Nunes Dos Santos Mariana Sofia, Stayt Louise Caroline
Neuro ICU, Oxford University Hospitals NHS Foundation Trust, OX3 9DU, United Kingdom.
Oxford Brookes University, OX3 0BP, United Kingdom.
Intensive Crit Care Nurs. 2025 Aug;89:104048. doi: 10.1016/j.iccn.2025.104048. Epub 2025 May 7.

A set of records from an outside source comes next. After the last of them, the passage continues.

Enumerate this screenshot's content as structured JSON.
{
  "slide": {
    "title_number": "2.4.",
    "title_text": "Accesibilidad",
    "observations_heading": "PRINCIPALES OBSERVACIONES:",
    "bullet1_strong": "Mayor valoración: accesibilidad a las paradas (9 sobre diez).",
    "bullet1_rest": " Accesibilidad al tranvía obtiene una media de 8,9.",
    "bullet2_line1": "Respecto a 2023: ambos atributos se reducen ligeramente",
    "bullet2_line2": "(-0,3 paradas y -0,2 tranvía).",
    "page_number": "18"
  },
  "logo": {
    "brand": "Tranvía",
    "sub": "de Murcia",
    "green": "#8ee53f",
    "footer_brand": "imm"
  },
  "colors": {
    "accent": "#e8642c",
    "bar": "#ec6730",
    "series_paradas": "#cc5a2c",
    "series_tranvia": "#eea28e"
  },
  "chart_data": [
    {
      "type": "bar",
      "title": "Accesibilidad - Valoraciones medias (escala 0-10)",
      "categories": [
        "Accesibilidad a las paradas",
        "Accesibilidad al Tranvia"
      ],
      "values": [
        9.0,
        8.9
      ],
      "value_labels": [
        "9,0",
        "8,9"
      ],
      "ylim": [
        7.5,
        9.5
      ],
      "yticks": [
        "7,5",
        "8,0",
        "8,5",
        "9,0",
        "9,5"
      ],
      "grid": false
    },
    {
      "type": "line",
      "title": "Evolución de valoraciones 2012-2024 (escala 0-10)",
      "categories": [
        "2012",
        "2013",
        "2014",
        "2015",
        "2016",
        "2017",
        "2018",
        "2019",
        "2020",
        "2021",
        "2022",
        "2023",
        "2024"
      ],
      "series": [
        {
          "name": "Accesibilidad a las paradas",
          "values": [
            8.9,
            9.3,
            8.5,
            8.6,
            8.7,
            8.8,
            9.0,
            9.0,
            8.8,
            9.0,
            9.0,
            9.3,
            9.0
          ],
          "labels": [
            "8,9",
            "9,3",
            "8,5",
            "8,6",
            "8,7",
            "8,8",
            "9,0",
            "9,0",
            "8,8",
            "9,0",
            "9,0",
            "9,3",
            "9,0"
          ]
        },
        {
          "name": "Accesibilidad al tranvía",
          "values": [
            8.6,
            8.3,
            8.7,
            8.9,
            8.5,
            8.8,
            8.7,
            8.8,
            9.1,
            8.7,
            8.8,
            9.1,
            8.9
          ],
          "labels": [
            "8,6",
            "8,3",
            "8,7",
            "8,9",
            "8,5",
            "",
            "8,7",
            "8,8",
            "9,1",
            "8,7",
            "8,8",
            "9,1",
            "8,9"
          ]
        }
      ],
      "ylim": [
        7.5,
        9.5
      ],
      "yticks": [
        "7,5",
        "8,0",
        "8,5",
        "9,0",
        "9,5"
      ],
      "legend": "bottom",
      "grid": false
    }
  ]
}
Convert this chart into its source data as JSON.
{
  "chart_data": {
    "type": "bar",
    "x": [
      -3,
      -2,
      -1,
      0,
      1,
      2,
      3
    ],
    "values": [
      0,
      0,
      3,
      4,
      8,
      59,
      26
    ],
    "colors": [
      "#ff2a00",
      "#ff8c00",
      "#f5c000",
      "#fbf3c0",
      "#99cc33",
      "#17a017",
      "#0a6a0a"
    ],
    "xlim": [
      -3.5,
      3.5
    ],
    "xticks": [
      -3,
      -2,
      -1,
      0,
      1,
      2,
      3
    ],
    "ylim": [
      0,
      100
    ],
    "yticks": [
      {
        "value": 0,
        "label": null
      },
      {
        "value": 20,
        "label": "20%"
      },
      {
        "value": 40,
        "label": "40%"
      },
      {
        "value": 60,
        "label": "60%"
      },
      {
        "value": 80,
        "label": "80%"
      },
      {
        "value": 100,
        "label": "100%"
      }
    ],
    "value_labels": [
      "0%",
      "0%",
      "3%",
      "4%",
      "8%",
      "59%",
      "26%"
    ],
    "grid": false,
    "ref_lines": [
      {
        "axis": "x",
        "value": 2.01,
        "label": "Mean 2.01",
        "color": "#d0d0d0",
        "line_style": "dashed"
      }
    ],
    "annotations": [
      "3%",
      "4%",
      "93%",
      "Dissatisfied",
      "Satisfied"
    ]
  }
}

Traumatic brain-injury (TBI) is one of the leading causes of death and disability worldwide. In intensive care, the Glasgow coma scale (GCS) is widely used to assess severity of brain injury. An alternative tool is the Full Outline of UnResponsiveness (FOUR) score which assesses stages of locked-in syndrome and brain herniation. The purpose of this study is to evaluate the effectiveness of both assessment tools in predicting mortality and morbidity in critically ill patients with TBI.
Systematic review guided by the Joanna Briggs Institute (JBI) Manual for Evidence Synthesis (2021). A comprehensive database search was conducted for the period January 2005-September 2023. Searches repeated in February 2025. Primary research comparing FOUR with GCS, published in English, including adults aged 16 and over and patients with TBIs in intensive care were included. Studies were appraised using JBI critical appraisal tools. Data was narratively synthesised.
Eleven studies were included. No study reported significant statistical differences between GCS and FOUR score in predicting mortality. Area under the curve and receiving operating characteristic curve values for both tools were rated good to excellent (Range 0.80-0.96) in predicting mortality. Morbidity was only reported in 6/11 studies. Neither tool appeared to effectively predict morbidity however, there was great variability in which and how morbidity outcomes were assessed.
Both assessment tools perform similarly in predicting mortality and morbidity in TBI in intensive care.
Further research to determine the additional clinical benefits of FOUR assessment in this population is recommended. The development of core morbidity outcome measures in patients with TBI is required to evaluate if these tools effectively predict morbidity. Effective prognostication may assist healthcare providers in managing resources as well as providing patients and families with realistic expectations of long-term recovery.
创伤性脑损伤(TBI)是全球范围内死亡和残疾的主要原因之一。在重症监护中,格拉斯哥昏迷量表(GCS)被广泛用于评估脑损伤的严重程度。另一种工具是无反应性全面概述(FOUR)评分,它用于评估闭锁综合征和脑疝的阶段。本研究的目的是评估这两种评估工具在预测重症TBI患者死亡率和发病率方面的有效性。
由乔安娜·布里格斯研究所(JBI)证据综合手册(2021年)指导进行系统评价。对2005年1月至2023年9月期间进行了全面的数据库搜索。2025年2月重复搜索。纳入以英文发表的、比较FOUR与GCS的原发性研究,包括16岁及以上的成年人以及重症监护中的TBI患者。使用JBI批判性评估工具对研究进行评估。对数据进行叙述性综合。
纳入了11项研究。没有研究报告GCS和FOUR评分在预测死亡率方面有显著统计学差异。两种工具在预测死亡率方面的曲线下面积和接受操作特征曲线值被评为良好至优秀(范围0.80 - 0.96)。发病率仅在11项研究中的6项中有所报告。然而,两种工具似乎都不能有效预测发病率,而且在评估发病率结果的内容和方式上存在很大差异。
在预测重症监护中TBI患者的死亡率和发病率方面,这两种评估工具表现相似。
建议进行进一步研究以确定FOUR评估在该人群中的额外临床益处。需要制定TBI患者的核心发病率结局指标,以评估这些工具是否能有效预测发病率。有效的预后评估可能有助于医疗保健提供者管理资源,并为患者及其家属提供对长期康复的现实期望。